MOSCOW, November 14. /TASS/ Researchers from Tyumen State University (TyumSU) have succeeded in controlling drop cluster hovering over water surfaces, the press service of TyumSU said. According to the scientists, forming and studying levitating microdroplets will shed a light on the nature of chemical processes which occur in very small volumes of liquids.
A drop cluster is an accumulation of very small drops with a diameter about 1/20 mm which appears when water evaporates and hovers over the water surface at a height approximately equal to the diameter of drops. Herewith, the microdroplets are aligned in a single-layer hexagon structure forming a "flat-like fog". The first time a drop cluster was created in Russia had been in 2004.

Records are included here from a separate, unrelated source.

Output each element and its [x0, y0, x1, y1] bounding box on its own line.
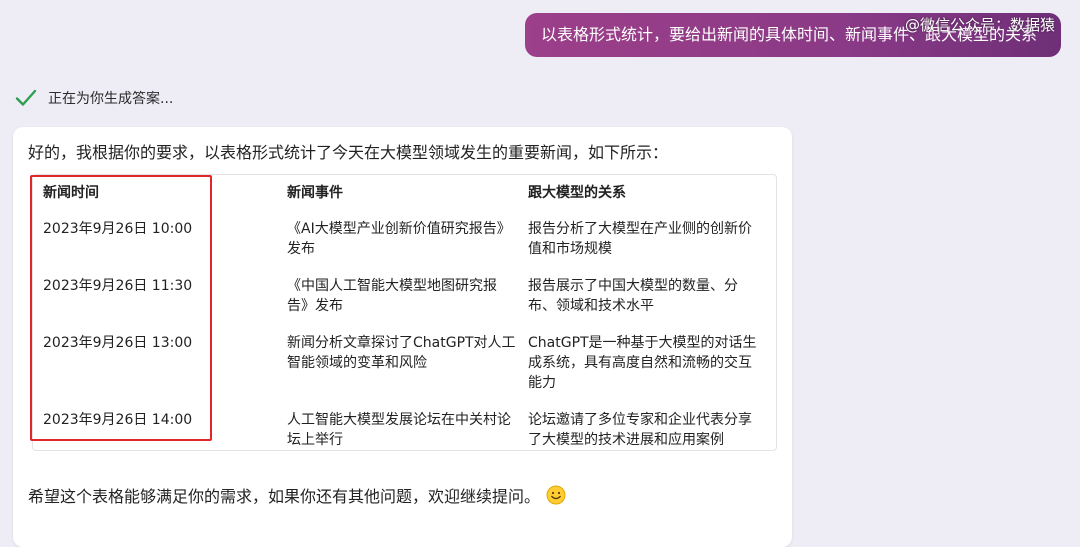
cell-time: 2023年9月26日 14:00	[43, 412, 193, 428]
smile-emoji-icon	[546, 485, 566, 505]
table-header-event: 新闻事件	[287, 185, 343, 201]
cell-event-line: 智能领域的变革和风险	[287, 355, 427, 371]
table-header-relation: 跟大模型的关系	[528, 185, 626, 201]
cell-time: 2023年9月26日 10:00	[43, 221, 193, 237]
cell-relation-line: 值和市场规模	[528, 241, 612, 257]
checkmark-icon	[15, 89, 37, 106]
response-intro: 好的，我根据你的要求，以表格形式统计了今天在大模型领域发生的重要新闻，如下所示：	[28, 143, 669, 162]
cell-event-line: 人工智能大模型发展论坛在中关村论	[287, 412, 511, 428]
cell-relation-line: 报告展示了中国大模型的数量、分	[528, 278, 738, 294]
cell-relation-line: 能力	[528, 375, 556, 391]
cell-relation-line: ChatGPT是一种基于大模型的对话生	[528, 335, 757, 351]
cell-relation-line: 布、领域和技术水平	[528, 298, 654, 314]
cell-time: 2023年9月26日 11:30	[43, 278, 193, 294]
cell-relation-line: 成系统，具有高度自然和流畅的交互	[528, 355, 752, 371]
news-table: 新闻时间 新闻事件 跟大模型的关系 2023年9月26日 10:00 《AI大模…	[32, 174, 777, 451]
outro-text: 希望这个表格能够满足你的需求，如果你还有其他问题，欢迎继续提问。	[28, 487, 541, 506]
cell-event-line: 发布	[287, 241, 315, 257]
status-text: 正在为你生成答案...	[48, 91, 174, 107]
cell-event-line: 告》发布	[287, 298, 343, 314]
cell-relation-line: 报告分析了大模型在产业侧的创新价	[528, 221, 752, 237]
response-outro: 希望这个表格能够满足你的需求，如果你还有其他问题，欢迎继续提问。	[28, 483, 566, 507]
cell-relation-line: 了大模型的技术进展和应用案例	[528, 432, 724, 448]
cell-event-line: 《AI大模型产业创新价值研究报告》	[287, 221, 511, 237]
cell-event-line: 新闻分析文章探讨了ChatGPT对人工	[287, 335, 516, 351]
cell-time: 2023年9月26日 13:00	[43, 335, 193, 351]
cell-event-line: 《中国人工智能大模型地图研究报	[287, 278, 497, 294]
status-line: 正在为你生成答案...	[14, 86, 173, 110]
assistant-response: 好的，我根据你的要求，以表格形式统计了今天在大模型领域发生的重要新闻，如下所示：…	[13, 127, 792, 547]
watermark: @微信公众号：数据猿	[904, 16, 1055, 34]
table-header-time: 新闻时间	[43, 185, 99, 201]
cell-event-line: 坛上举行	[287, 432, 343, 448]
cell-relation-line: 论坛邀请了多位专家和企业代表分享	[528, 412, 752, 428]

In the new study at TyumSU, a laser was applied to heat the water, and an infrared irradiation was utilized to control the drops. The water on the base of the glass ceramics support (smoother than an ordinary glass) was heated from below with a laser. Upon evaporating, a layer of drops formed over the surface of the water, with the drops’ mean diameter being about 35 micrometers.
The researchers directed the infrared rays onto the drops and found out that it was possible to change the drop size. Without irradiation, the drops continued to grow, yet while under IR-irradiation they shrank in size. As a result, the scientists announced the possibility of creating and controlling levitating microdroplets structures. Drop clusters are essential for studying the processes which occur in various aerosols. This is a highly significant, since chemical processes in small drop volumes differ significantly from those in large liquid volumes.

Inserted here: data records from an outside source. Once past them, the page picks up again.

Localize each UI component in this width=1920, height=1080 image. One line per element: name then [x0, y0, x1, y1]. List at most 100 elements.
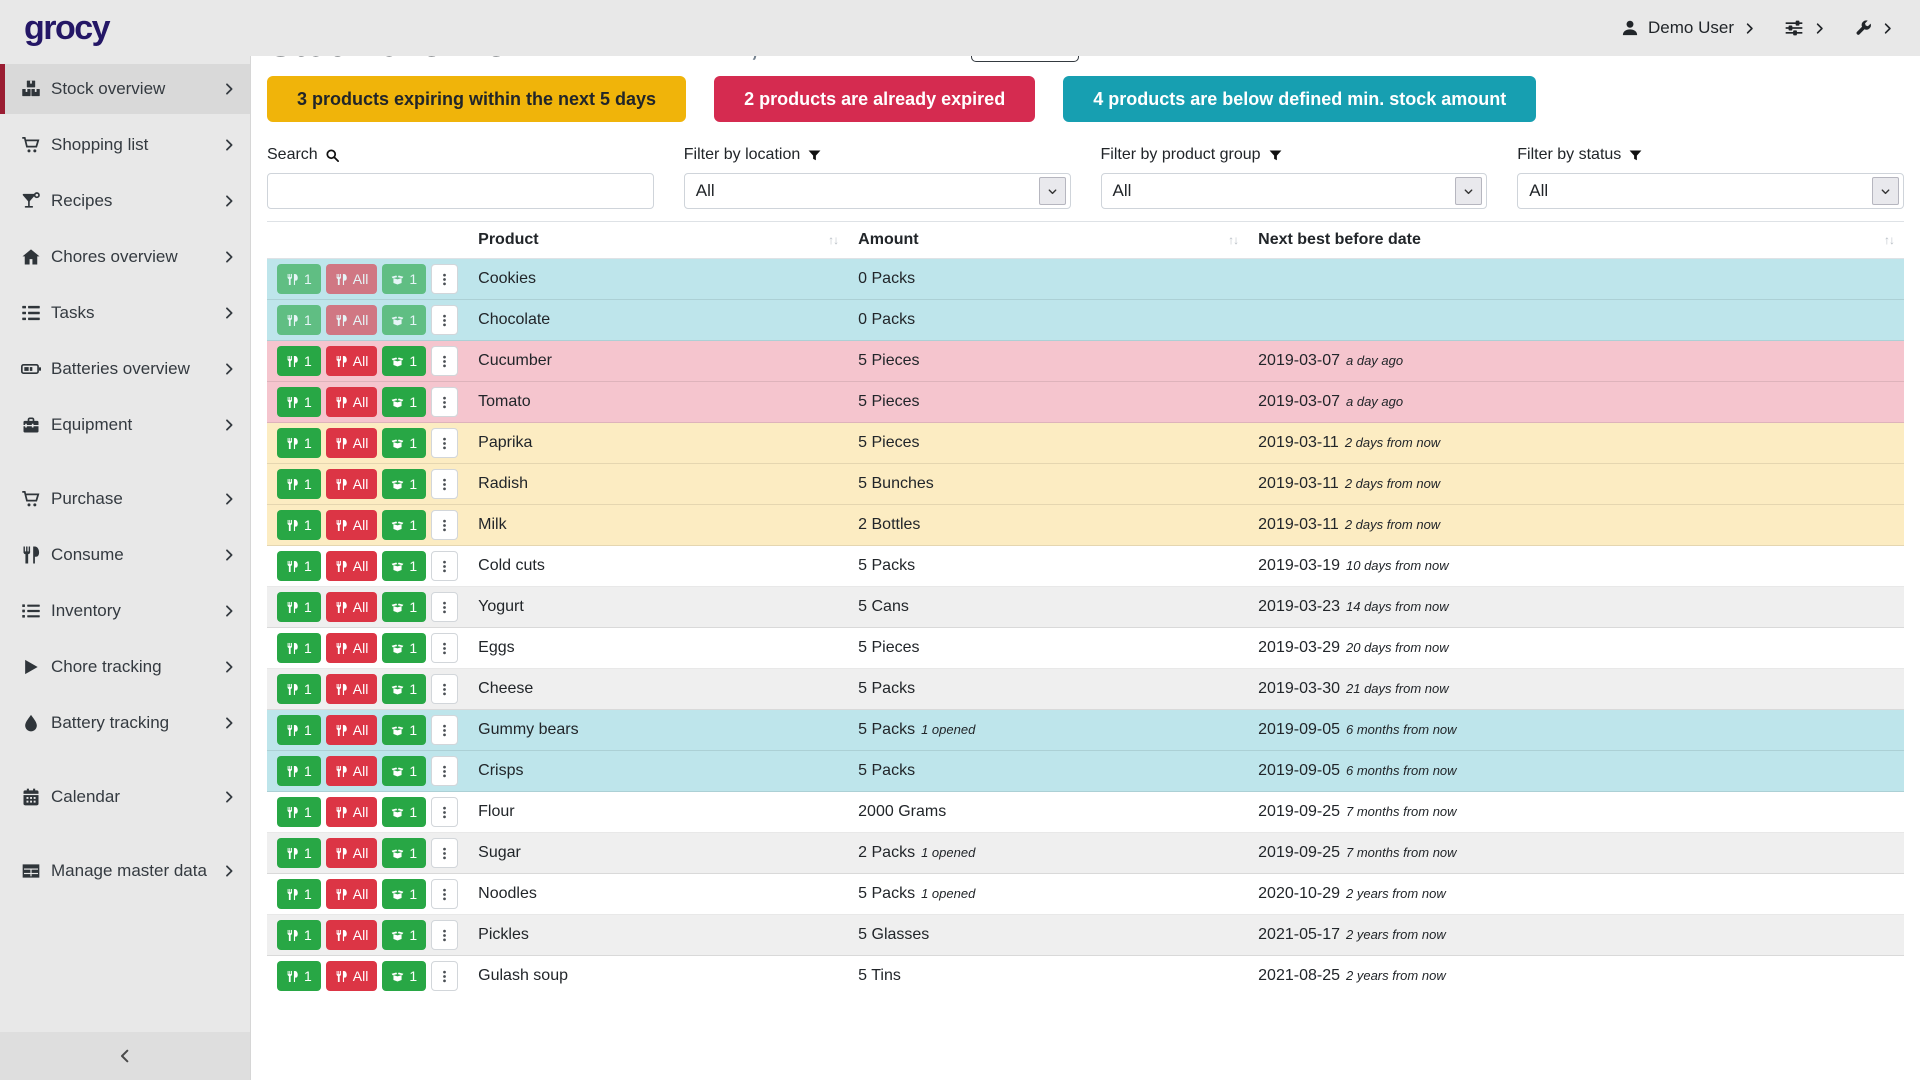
- open-one-button[interactable]: 1: [382, 551, 426, 581]
- open-one-button[interactable]: 1: [382, 756, 426, 786]
- consume-all-button[interactable]: All: [326, 797, 378, 827]
- consume-all-button[interactable]: All: [326, 920, 378, 950]
- row-menu-button[interactable]: [431, 264, 458, 294]
- consume-all-button[interactable]: All: [326, 305, 378, 335]
- consume-all-button[interactable]: All: [326, 592, 378, 622]
- consume-all-button[interactable]: All: [326, 469, 378, 499]
- row-menu-button[interactable]: [431, 633, 458, 663]
- sidebar-item-equipment[interactable]: Equipment: [0, 400, 250, 450]
- open-one-button[interactable]: 1: [382, 469, 426, 499]
- consume-one-button[interactable]: 1: [277, 715, 321, 745]
- consume-one-button[interactable]: 1: [277, 264, 321, 294]
- sidebar-item-batteries-overview[interactable]: Batteries overview: [0, 344, 250, 394]
- consume-one-button[interactable]: 1: [277, 920, 321, 950]
- row-menu-button[interactable]: [431, 305, 458, 335]
- admin-menu[interactable]: [1854, 19, 1894, 37]
- status-banner[interactable]: 3 products expiring within the next 5 da…: [267, 76, 686, 122]
- sidebar-item-battery-tracking[interactable]: Battery tracking: [0, 698, 250, 748]
- consume-one-button[interactable]: 1: [277, 879, 321, 909]
- open-one-button[interactable]: 1: [382, 797, 426, 827]
- consume-one-button[interactable]: 1: [277, 961, 321, 991]
- open-one-button[interactable]: 1: [382, 510, 426, 540]
- consume-all-button[interactable]: All: [326, 879, 378, 909]
- open-one-button[interactable]: 1: [382, 715, 426, 745]
- open-one-button[interactable]: 1: [382, 387, 426, 417]
- open-one-button[interactable]: 1: [382, 428, 426, 458]
- consume-all-button[interactable]: All: [326, 387, 378, 417]
- sidebar-item-stock-overview[interactable]: Stock overview: [0, 64, 250, 114]
- consume-one-button[interactable]: 1: [277, 633, 321, 663]
- open-one-button[interactable]: 1: [382, 264, 426, 294]
- sidebar-item-consume[interactable]: Consume: [0, 530, 250, 580]
- sidebar-item-inventory[interactable]: Inventory: [0, 586, 250, 636]
- row-menu-button[interactable]: [431, 469, 458, 499]
- sidebar-item-chores-overview[interactable]: Chores overview: [0, 232, 250, 282]
- open-one-button[interactable]: 1: [382, 879, 426, 909]
- row-menu-button[interactable]: [431, 510, 458, 540]
- row-menu-button[interactable]: [431, 961, 458, 991]
- row-menu-button[interactable]: [431, 551, 458, 581]
- sidebar-item-chore-tracking[interactable]: Chore tracking: [0, 642, 250, 692]
- search-input[interactable]: [267, 173, 654, 209]
- consume-one-button[interactable]: 1: [277, 551, 321, 581]
- open-one-button[interactable]: 1: [382, 674, 426, 704]
- open-one-button[interactable]: 1: [382, 920, 426, 950]
- sidebar-item-tasks[interactable]: Tasks: [0, 288, 250, 338]
- consume-one-button[interactable]: 1: [277, 346, 321, 376]
- column-header-amount[interactable]: Amount↑↓: [848, 222, 1248, 259]
- consume-all-button[interactable]: All: [326, 428, 378, 458]
- sidebar-item-purchase[interactable]: Purchase: [0, 474, 250, 524]
- row-menu-button[interactable]: [431, 879, 458, 909]
- settings-menu[interactable]: [1784, 18, 1826, 38]
- consume-all-button[interactable]: All: [326, 838, 378, 868]
- open-one-button[interactable]: 1: [382, 346, 426, 376]
- row-menu-button[interactable]: [431, 756, 458, 786]
- row-menu-button[interactable]: [431, 428, 458, 458]
- location-filter-select[interactable]: All: [684, 173, 1071, 209]
- consume-one-button[interactable]: 1: [277, 592, 321, 622]
- consume-one-button[interactable]: 1: [277, 674, 321, 704]
- consume-one-button[interactable]: 1: [277, 797, 321, 827]
- consume-all-button[interactable]: All: [326, 551, 378, 581]
- sidebar-item-calendar[interactable]: Calendar: [0, 772, 250, 822]
- consume-one-button[interactable]: 1: [277, 838, 321, 868]
- open-one-button[interactable]: 1: [382, 305, 426, 335]
- consume-all-button[interactable]: All: [326, 674, 378, 704]
- status-banner[interactable]: 4 products are below defined min. stock …: [1063, 76, 1536, 122]
- open-one-button[interactable]: 1: [382, 961, 426, 991]
- consume-one-button[interactable]: 1: [277, 387, 321, 417]
- sidebar-item-recipes[interactable]: Recipes: [0, 176, 250, 226]
- status-filter-select[interactable]: All: [1517, 173, 1904, 209]
- row-menu-button[interactable]: [431, 592, 458, 622]
- consume-one-button[interactable]: 1: [277, 510, 321, 540]
- row-menu-button[interactable]: [431, 387, 458, 417]
- consume-one-button[interactable]: 1: [277, 469, 321, 499]
- product-group-filter-select[interactable]: All: [1101, 173, 1488, 209]
- row-menu-button[interactable]: [431, 797, 458, 827]
- app-logo[interactable]: grocy: [24, 9, 109, 48]
- consume-all-button[interactable]: All: [326, 633, 378, 663]
- consume-all-button[interactable]: All: [326, 961, 378, 991]
- consume-all-button[interactable]: All: [326, 510, 378, 540]
- row-menu-button[interactable]: [431, 838, 458, 868]
- row-menu-button[interactable]: [431, 674, 458, 704]
- consume-all-button[interactable]: All: [326, 346, 378, 376]
- consume-one-button[interactable]: 1: [277, 428, 321, 458]
- consume-one-button[interactable]: 1: [277, 756, 321, 786]
- row-menu-button[interactable]: [431, 346, 458, 376]
- consume-all-button[interactable]: All: [326, 756, 378, 786]
- open-one-button[interactable]: 1: [382, 633, 426, 663]
- column-header-product[interactable]: Product↑↓: [468, 222, 848, 259]
- open-one-button[interactable]: 1: [382, 838, 426, 868]
- sidebar-item-shopping-list[interactable]: Shopping list: [0, 120, 250, 170]
- row-menu-button[interactable]: [431, 920, 458, 950]
- sidebar-item-manage-master-data[interactable]: Manage master data: [0, 846, 250, 896]
- column-header-next-best-before-date[interactable]: Next best before date↑↓: [1248, 222, 1904, 259]
- row-menu-button[interactable]: [431, 715, 458, 745]
- consume-one-button[interactable]: 1: [277, 305, 321, 335]
- status-banner[interactable]: 2 products are already expired: [714, 76, 1035, 122]
- consume-all-button[interactable]: All: [326, 264, 378, 294]
- sidebar-collapse-button[interactable]: [0, 1032, 250, 1080]
- consume-all-button[interactable]: All: [326, 715, 378, 745]
- user-menu[interactable]: Demo User: [1621, 18, 1756, 38]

"One can take a drop, place a chemical substance of interest in there and find out what is going on in these particular microdroplets. This gives us principally new chances to explore processes in, for example, aerosols which are formed during spraying pesticides," Alexander Fedorets, the author of the study said. He believes the drop clusters are helpful also in studying biochemical processes occurring normally in cells.